"Mama put my guns in the ground / I can't shoot them anymore...
That cold black cloud is comin' down /
Feels like I'm knocking on heaven's door."
Un cowboy disparaît dans les ombres ; seul son reflet, ombre solitaire, avance sur un lac aux teintes crépusculaires, avant de disparaître dans les ténèbres et de laisser ressurgir, en contre-point, la silhouette réelle. Plus tard sa némésis disparaîtra dans un semblable coucher de soleil aux teintes rougeoyantes virant au pastel, image d'une douceur étrange pour l'homme qui, ayant accompli son destin, se retrouve dépourvu de sens.
Ce qui me frappe, dans ce western mélancolique, c'est de me contre-foutre de l'action ou d'une quelconque notion de tension narrative : peu m'importe la poursuite, seuls comptent les portraits qui se répondent et s'opposent, en miroirs parfaits.
D'un côté, la figure dionysiaque, enfantine, de Billy the Kid, dont les fusillades sont filmées comme de joyeuses parties de ping pong sans conséquence, dont le sourire bonhomme, désarmant, fait oublier les actes de violence. Perdu dans un présent où la durée n'existe pas, où seul compte le plaisir sous toutes ses formes (la tendresse d'une pute à réchauffer, la poursuite hilare de dindons qu'on attrape au lasso, une chanson que l'on fredonne d'une voix moqueuse en toisant, derrière les barreaux d'une prison, un public désarmé par l'outrecuidance insouciante du chanteur, un cheval dont on tombe pour avoir voulu impressionner la galerie, le whisky qui coule à flots, l'amitié virile et bourrue), Billy the Kid (excellent Kris Kristofferson) séduit, au-delà de la dangerosité de ses actes.
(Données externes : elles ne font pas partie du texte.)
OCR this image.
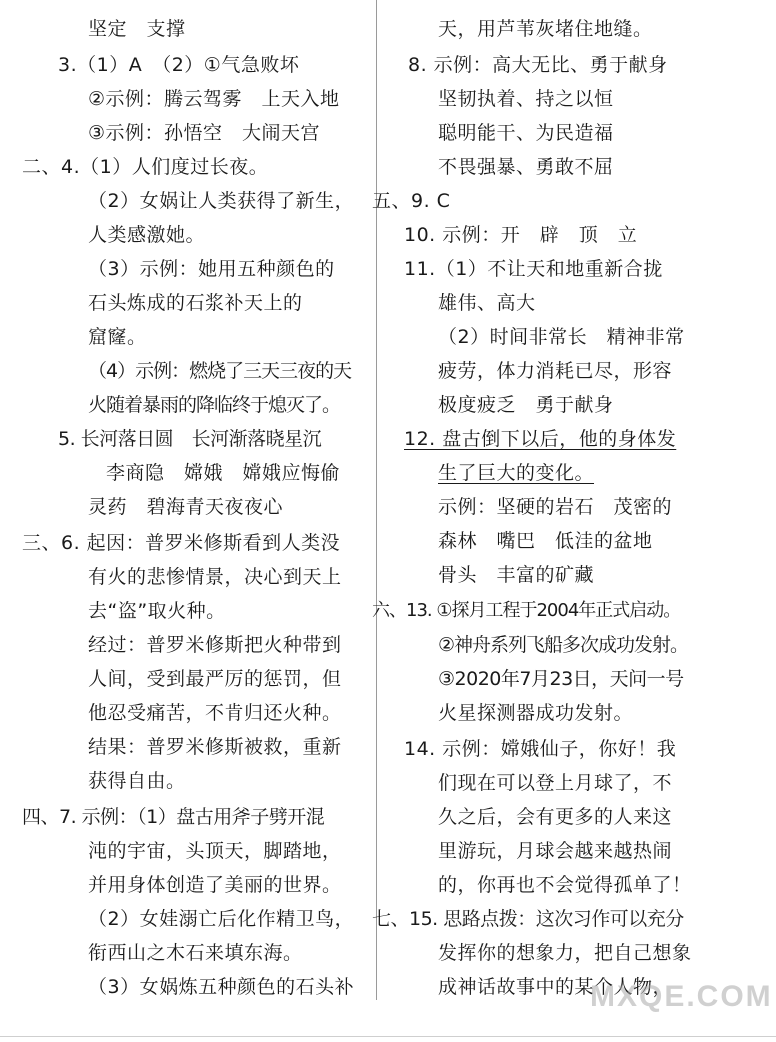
坚定　支撑
3.（1）A　（2）①气急败坏
②示例：腾云驾雾　上天入地
③示例：孙悟空　大闹天宫
二、4.（1）人们度过长夜。
（2）女娲让人类获得了新生，
人类感激她。
（3）示例：她用五种颜色的
石头炼成的石浆补天上的
窟窿。
（4）示例：燃烧了三天三夜的天
火随着暴雨的降临终于熄灭了。
5. 长河落日圆　长河渐落晓星沉
李商隐　嫦娥　嫦娥应悔偷
灵药　碧海青天夜夜心
三、6. 起因：普罗米修斯看到人类没
有火的悲惨情景，决心到天上
去“盗”取火种。
经过：普罗米修斯把火种带到
人间，受到最严厉的惩罚，但
他忍受痛苦，不肯归还火种。
结果：普罗米修斯被救，重新
获得自由。
四、7. 示例：（1）盘古用斧子劈开混
沌的宇宙，头顶天，脚踏地，
并用身体创造了美丽的世界。
（2）女娃溺亡后化作精卫鸟，
衔西山之木石来填东海。
（3）女娲炼五种颜色的石头补
天，用芦苇灰堵住地缝。
8. 示例：高大无比、勇于献身
坚韧执着、持之以恒
聪明能干、为民造福
不畏强暴、勇敢不屈
五、9. C
10. 示例：开　辟　顶　立
11.（1）不让天和地重新合拢
雄伟、高大
（2）时间非常长　精神非常
疲劳，体力消耗已尽，形容
极度疲乏　勇于献身
12. 盘古倒下以后，他的身体发
生了巨大的变化。
示例：坚硬的岩石　茂密的
森林　嘴巴　低洼的盆地
骨头　丰富的矿藏
六、13. ①探月工程于2004年正式启动。
②神舟系列飞船多次成功发射。
③2020年7月23日，天问一号
火星探测器成功发射。
14. 示例：嫦娥仙子，你好！我
们现在可以登上月球了，不
久之后，会有更多的人来这
里游玩，月球会越来越热闹
的，你再也不会觉得孤单了！
七、15. 思路点拨：这次习作可以充分
发挥你的想象力，把自己想象
成神话故事中的某个人物，
MXQE.COM
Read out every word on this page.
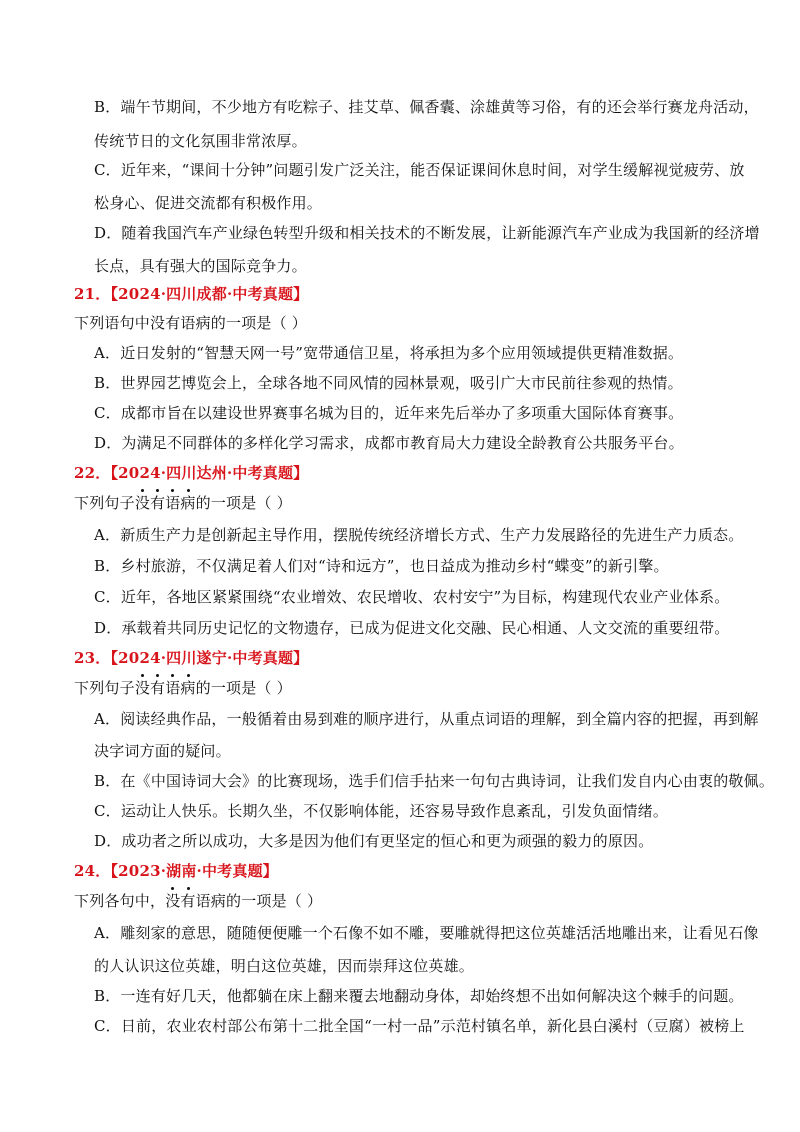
B．端午节期间，不少地方有吃粽子、挂艾草、佩香囊、涂雄黄等习俗，有的还会举行赛龙舟活动，
传统节日的文化氛围非常浓厚。
C．近年来，“课间十分钟”问题引发广泛关注，能否保证课间休息时间，对学生缓解视觉疲劳、放
松身心、促进交流都有积极作用。
D．随着我国汽车产业绿色转型升级和相关技术的不断发展，让新能源汽车产业成为我国新的经济增
长点，具有强大的国际竞争力。
21．【2024·四川成都·中考真题】
下列语句中没有语病的一项是（ ）
A．近日发射的“智慧天网一号”宽带通信卫星，将承担为多个应用领域提供更精准数据。
B．世界园艺博览会上，全球各地不同风情的园林景观，吸引广大市民前往参观的热情。
C．成都市旨在以建设世界赛事名城为目的，近年来先后举办了多项重大国际体育赛事。
D．为满足不同群体的多样化学习需求，成都市教育局大力建设全龄教育公共服务平台。
22．【2024·四川达州·中考真题】
下列句子没有语病的一项是（ ）
A．新质生产力是创新起主导作用，摆脱传统经济增长方式、生产力发展路径的先进生产力质态。
B．乡村旅游，不仅满足着人们对“诗和远方”，也日益成为推动乡村“蝶变”的新引擎。
C．近年，各地区紧紧围绕“农业增效、农民增收、农村安宁”为目标，构建现代农业产业体系。
D．承载着共同历史记忆的文物遗存，已成为促进文化交融、民心相通、人文交流的重要纽带。
23．【2024·四川遂宁·中考真题】
下列句子没有语病的一项是（ ）
A．阅读经典作品，一般循着由易到难的顺序进行，从重点词语的理解，到全篇内容的把握，再到解
决字词方面的疑问。
B．在《中国诗词大会》的比赛现场，选手们信手拈来一句句古典诗词，让我们发自内心由衷的敬佩。
C．运动让人快乐。长期久坐，不仅影响体能，还容易导致作息紊乱，引发负面情绪。
D．成功者之所以成功，大多是因为他们有更坚定的恒心和更为顽强的毅力的原因。
24．【2023·湖南·中考真题】
下列各句中，没有语病的一项是（ ）
A．雕刻家的意思，随随便便雕一个石像不如不雕，要雕就得把这位英雄活活地雕出来，让看见石像
的人认识这位英雄，明白这位英雄，因而崇拜这位英雄。
B．一连有好几天，他都躺在床上翻来覆去地翻动身体，却始终想不出如何解决这个棘手的问题。
C．日前，农业农村部公布第十二批全国“一村一品”示范村镇名单，新化县白溪村（豆腐）被榜上
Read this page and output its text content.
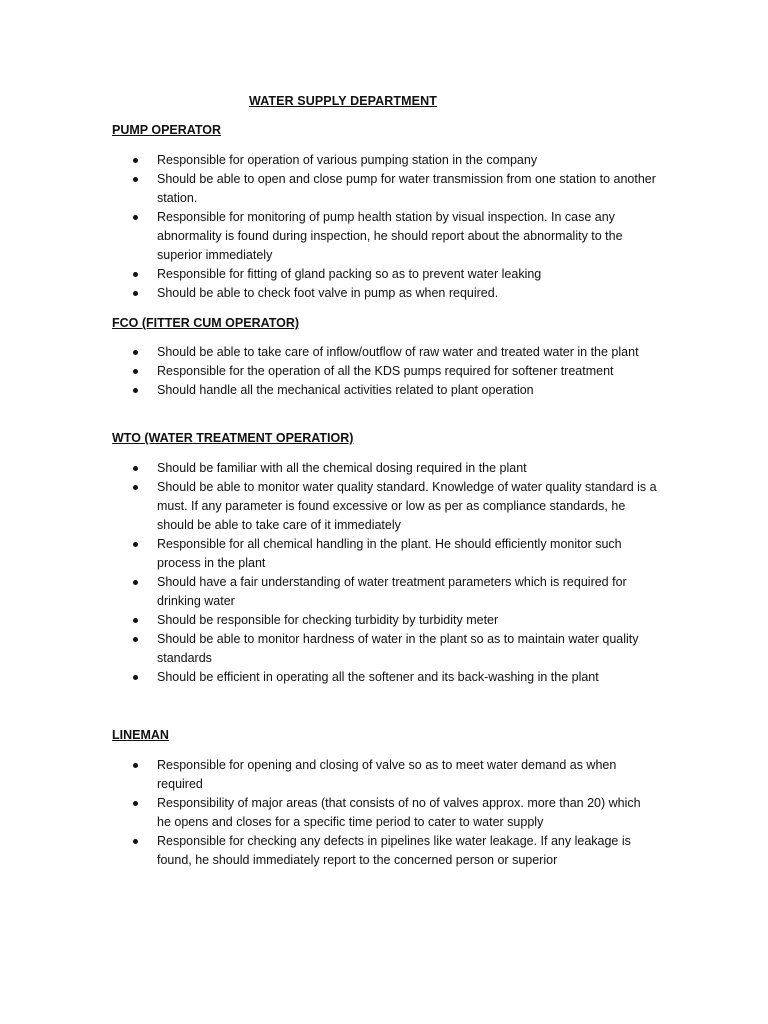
WATER SUPPLY DEPARTMENT
PUMP OPERATOR
Responsible for operation of various pumping station in the company
Should be able to open and close pump for water transmission from one station to another station.
Responsible for monitoring of pump health station by visual inspection. In case any abnormality is found during inspection, he should report about the abnormality to the superior immediately
Responsible for fitting of gland packing so as to prevent water leaking
Should be able to check foot valve in pump as when required.
FCO (FITTER CUM OPERATOR)
Should be able to take care of inflow/outflow of raw water and treated water in the plant
Responsible for the operation of all the KDS pumps required for softener treatment
Should handle all the mechanical activities related to plant operation
WTO (WATER TREATMENT OPERATIOR)
Should be familiar with all the chemical dosing required in the plant
Should be able to monitor water quality standard. Knowledge of water quality standard is a must. If any parameter is found excessive or low as per as compliance standards, he should be able to take care of it immediately
Responsible for all chemical handling in the plant. He should efficiently monitor such process in the plant
Should have a fair understanding of water treatment parameters which is required for drinking water
Should be responsible for checking turbidity by turbidity meter
Should be able to monitor hardness of water in the plant so as to maintain water quality standards
Should be efficient in operating all the softener and its back-washing in the plant
LINEMAN
Responsible for opening and closing of valve so as to meet water demand as when required
Responsibility of major areas (that consists of no of valves approx. more than 20) which he opens and closes for a specific time period to cater to water supply
Responsible for checking any defects in pipelines like water leakage. If any leakage is found, he should immediately report to the concerned person or superior
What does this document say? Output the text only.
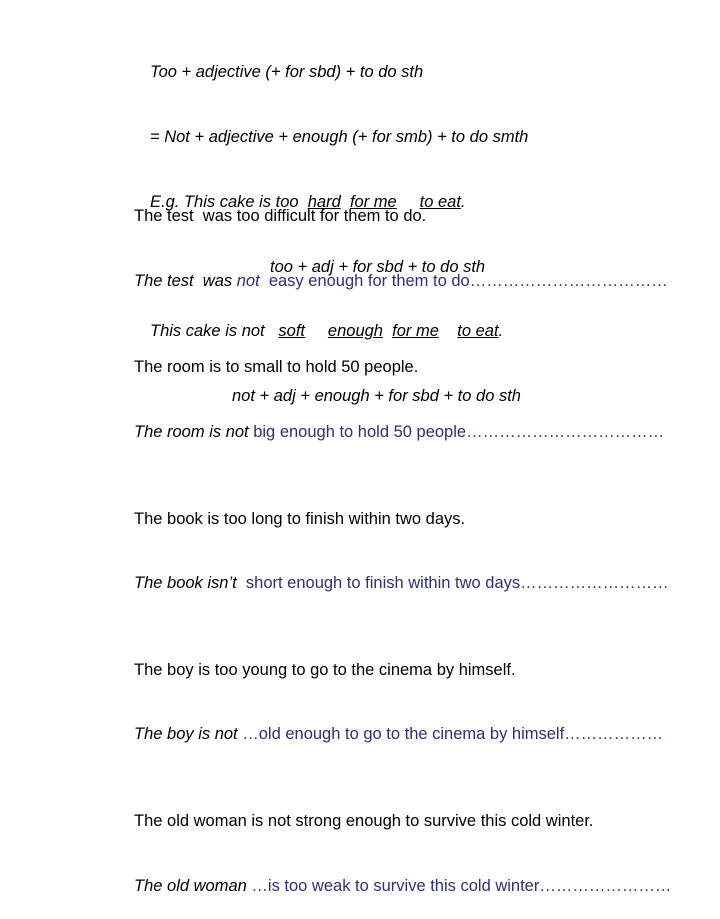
Too + adjective (+ for sbd) + to do sth

= Not + adjective + enough (+ for smb) + to do smth

E.g. This cake is too  hard for me to eat.

too + adj + for sbd + to do sth

This cake is not   soft enough for me to eat.

not + adj + enough + for sbd + to do sth

The test  was too difficult for them to do.

The test  was not  easy enough for them to do………………………………

The room is to small to hold 50 people.

The room is not big enough to hold 50 people………………………………

The book is too long to finish within two days.

The book isn’t  short enough to finish within two days………………………

The boy is too young to go to the cinema by himself.

The boy is not …old enough to go to the cinema by himself………………

The old woman is not strong enough to survive this cold winter.

The old woman …is too weak to survive this cold winter……………………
En face de lui, traqueur sombre, Pat Garrett (James Coburn, regard minéral, sourire déformé par les cigares, trogne qui se fait de plus en plus froide et violente, dévorée par sa moustache autant que par sa détermination) incarne la figure du temps qui passe, qui file vers une modernité douloureuse où la violence est sèche et brutale, où le joyeux temps de l'insouciance n'est plus, où les femmes se consomment cyniquement, comme on enchaîne les mégots et les verres. Seule demeure la cruauté d'un monde qui s'effrite et où l'utopie, mexicaine ou américaine, n'existe plus qu'à travers une photographie aux tons sépias qui se délave et laisse apparaître, entre deux teintes brunes, celle du sang qui sèche. Garrett l'obsessionnel porte en lui la décadence du rêve du Grand Ouest : si l'appel des grands espaces résonne toujours à travers quelques très beaux plans panoramiques, les promesses d'aventure et de renouveau que ces terres sans limite portaient disparaissent et se meurent - à l'image de cette poignante séquence où une femme contemple son mari mourir au bord du fleuve, alors qu'elle s'était plainte, quelques minutes avant la fusillade qui emporte celui qui, hébété, tient son ventre blessé, de ne plus aimer cette vie qui ne correspondait plus à ses rêves... plans poignants soulignés par l'apparition sublime de Knocking on heaven's door.
De cet affrontement entre deux "sensations" de l'espace & du temps surgit une mélancolie poignante, de celle qui accompagne la mort d'un mythe. Emotion décuplée par la voix élégiaque de Dylan (qui, non content d'être le ciment musical du film, est aussi ce personnage effacé, cet Alias qui permet, transparent et mystérieux, au spectateur d'assister en pleine empathie au crépuscule du temps du Western) : son timbre doux et mélancolique amplifie la sensation d'assister à l'écroulement d'un monde et de ses codes épiques, à sa lente dissolution à travers des accords et une photographie qui n'en finissent pas de conter, sous la douceur poétique apparente de l'ensemble, un sentiment de mort prégnant.
Un beau western mélancolique & crépusculaire.
Merci à mon western-senpai, pour la découverte.